While many have pushed against the notion that Black people are more homophobic than other groups of people, there is some resistance against homosexual and trans identities from people who consider themselves to be “revolutionaries” that must be called out. There is also a need to acknowledge how tireless our LGBT folks have been in fighting for freedom in this country, including the right to marry, though Black and White so-called activists alike have often dismissed or ignored efforts that they have readily benefited from.

Though the concept of marriage equality is a relatively new one, the struggle for same-gender loving couples to be treated fairly is not. For years, LGBTQ communities have put their bodies on the line in the name of justice, in relationships and otherwise. This recent political victory is one that has come have a lot of work and a severe lack of acknowledgement of the LGTBQ activists of color (particularly women) who propelled the issue of equality to the forefront of the American psyche.

Black people are always the guinea pigs for foul treatment and the limited disbursement of human rights in America. We are also the first group of people in this country to quickly become allies with other fractured communities. People of color fight for not only our very own rights but the rights of every mistreated citizen in this country. And despite the discrimination they sometimes face from their own people, Black LGBT persons are true frontliners for not only Black freedom but human freedom as a whole.

Our LGTBQ brothers and sisters are powerful yet often silenced or overlooked when the proper assessment of many political victories is finalized. We wonder, will the history books again forget the people who were actually on the front lines in favor of the pen pushers?

Many White liberals used the issue of marriage equality to bury the core subject of state-sanctioned violence against Blacks by the hands of the police, despite how hard that violence comes down against Black LGBT persons who are less concerned with a marriage certificate than the ability to live freely and safely. But none the less this does not negate the fact that the LGTBQ fight in America has been plowed and pushed by the persistence of the Black LGTBQ community as they receive very little credit from their White counterparts.

The statement “Black Lives Matter” was crafted with the ability to vastly cover a very diverse community of African people.

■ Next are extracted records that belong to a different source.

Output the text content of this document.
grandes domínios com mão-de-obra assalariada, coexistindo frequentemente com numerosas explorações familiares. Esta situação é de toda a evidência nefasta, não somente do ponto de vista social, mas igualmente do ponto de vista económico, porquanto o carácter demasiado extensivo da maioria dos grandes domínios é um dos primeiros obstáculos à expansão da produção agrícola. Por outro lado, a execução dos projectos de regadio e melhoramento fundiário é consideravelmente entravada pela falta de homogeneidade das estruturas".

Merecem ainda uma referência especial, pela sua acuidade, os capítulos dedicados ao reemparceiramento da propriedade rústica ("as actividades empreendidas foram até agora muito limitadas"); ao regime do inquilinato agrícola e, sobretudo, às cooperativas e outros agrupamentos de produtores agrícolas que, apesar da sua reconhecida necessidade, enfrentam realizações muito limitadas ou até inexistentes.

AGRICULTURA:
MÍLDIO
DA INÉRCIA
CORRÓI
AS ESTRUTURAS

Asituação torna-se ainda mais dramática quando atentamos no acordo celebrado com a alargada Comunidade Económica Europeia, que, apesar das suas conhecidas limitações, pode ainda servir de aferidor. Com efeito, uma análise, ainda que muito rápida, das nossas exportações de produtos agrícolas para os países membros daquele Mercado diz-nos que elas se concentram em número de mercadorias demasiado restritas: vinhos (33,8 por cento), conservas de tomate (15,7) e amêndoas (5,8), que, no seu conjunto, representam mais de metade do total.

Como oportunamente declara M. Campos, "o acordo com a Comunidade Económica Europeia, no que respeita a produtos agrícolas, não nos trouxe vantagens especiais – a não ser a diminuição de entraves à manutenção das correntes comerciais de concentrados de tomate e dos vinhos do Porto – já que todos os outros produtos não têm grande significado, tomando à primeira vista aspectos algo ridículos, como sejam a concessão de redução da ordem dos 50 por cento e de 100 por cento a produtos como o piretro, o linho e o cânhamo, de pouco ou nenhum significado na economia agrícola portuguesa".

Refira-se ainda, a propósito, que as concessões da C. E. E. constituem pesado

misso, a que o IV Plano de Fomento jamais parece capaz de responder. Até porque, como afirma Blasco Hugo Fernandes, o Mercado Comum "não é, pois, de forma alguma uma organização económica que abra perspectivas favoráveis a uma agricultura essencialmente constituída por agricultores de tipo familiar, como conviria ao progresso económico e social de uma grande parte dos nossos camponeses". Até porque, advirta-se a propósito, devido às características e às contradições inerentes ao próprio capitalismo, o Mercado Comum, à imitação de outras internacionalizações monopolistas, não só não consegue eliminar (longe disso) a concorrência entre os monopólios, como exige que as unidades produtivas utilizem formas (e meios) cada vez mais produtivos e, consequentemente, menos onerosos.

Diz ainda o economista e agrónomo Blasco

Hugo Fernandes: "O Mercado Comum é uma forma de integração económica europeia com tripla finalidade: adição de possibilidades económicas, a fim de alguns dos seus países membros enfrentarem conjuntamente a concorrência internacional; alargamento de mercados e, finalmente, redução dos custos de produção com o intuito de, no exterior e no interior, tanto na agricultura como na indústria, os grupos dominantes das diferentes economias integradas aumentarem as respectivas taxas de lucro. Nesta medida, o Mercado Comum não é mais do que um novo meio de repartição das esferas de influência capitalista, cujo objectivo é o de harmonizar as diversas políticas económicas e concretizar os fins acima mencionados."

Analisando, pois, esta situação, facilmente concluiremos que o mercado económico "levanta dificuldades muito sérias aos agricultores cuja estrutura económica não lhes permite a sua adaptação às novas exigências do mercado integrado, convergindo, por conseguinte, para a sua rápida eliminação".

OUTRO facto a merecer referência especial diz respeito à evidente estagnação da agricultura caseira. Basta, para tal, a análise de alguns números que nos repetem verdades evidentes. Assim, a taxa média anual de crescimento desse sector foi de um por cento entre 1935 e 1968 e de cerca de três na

Yet some of our people continue to struggle to accept our same-gender loving family. I look to the words of the the great Huey P. Newton for a revolutionary truth we should all come to understand:

“I know through reading and through my life experience and observations that homosexuals are not given freedom and liberty by anyone in society.They might be the most oppressed people in the society”

Black people are Earth’s foremost shapers of culture. We are the first responders to the need for human rights to be prioritized and as the so-called minority of this land so each, every single fight for equality in America effects us first and foremost. I refer to another statement from the same aforementioned speech from our beloved ancestor Huey P. Newton:

“The terms “faggot” and “punk” should be deleted from our vocabulary and especially we should not attach names normally designed for homosexuals to men who are enemies of the people, such as [President] Nixon and [Attorney General John] Mitchell. Homosexuals are not enemies of the people.” 

The success of an oppressed party fighting it’s way through a revolutionary struggle is deeply connected to its ability to invest in its allies. In America, any oppressed group of individuals with shared revolutionary values must be deemed as a possible friend of the people as we engulf on this journey to dethrone and defeat White supremacist patriarchy. Our Black LGBT family is not a group of allies, they are US and we are them; our enemy is the same.

We are part of an ongoing struggle to defeat the White man’s undeserved reign over the planet Earth. As a heterosexual man, I must openly reject the notion that homosexual Black men are weak. All Black people are strong people, period. I acknowledge the male privilege and heterosexual privilege I have while also understanding that, in this country, the life of a German Sheppard often has more value than mine. Yet that is no excuse for me to blindly contribute to the oppression of others, especially not my own Black brothers and sisters.

My personal identity and the romantic love I have exclusively for Black women do not outweigh my desire to destroy all forms of human oppression within the society. I do not have to run from homosexuality because I understand who I am, just as I don’t need to deny or reduce the tremendous capability of Black women to lead in order to affirm my own. As Newton said, “We should be willing to discuss the insecurities that many people have with homosexuality. When I say insecurities, I mean the fear that they are some kind of threat to our manhood.” My manhood is intact and I am glad to help other straight Black men understand this as well. Gay brothers aren’t the threat, White supremacy is.

No cry for Black freedom can involve the oppression of LGBT people, period. One group of people does not have to live within shackles for the other to experience liberation. This is the delusional dichotomy of White supremacy, which posits that it is impossible for everyone to experience freedom on one accord.

As marriage equality joins the long list of empty and incomplete promises made to American citizens, we must challenge the notion that simply having the right to marry your partner will make you equal in this society and we must continue to fight for our Black LGBT family, because they have never stopped fighting for us all.

Tef Poe is a rapper and co-founder/director of Hands Up United, a St. Louis-based activist organization formed in the wake of Mike Brown’s death.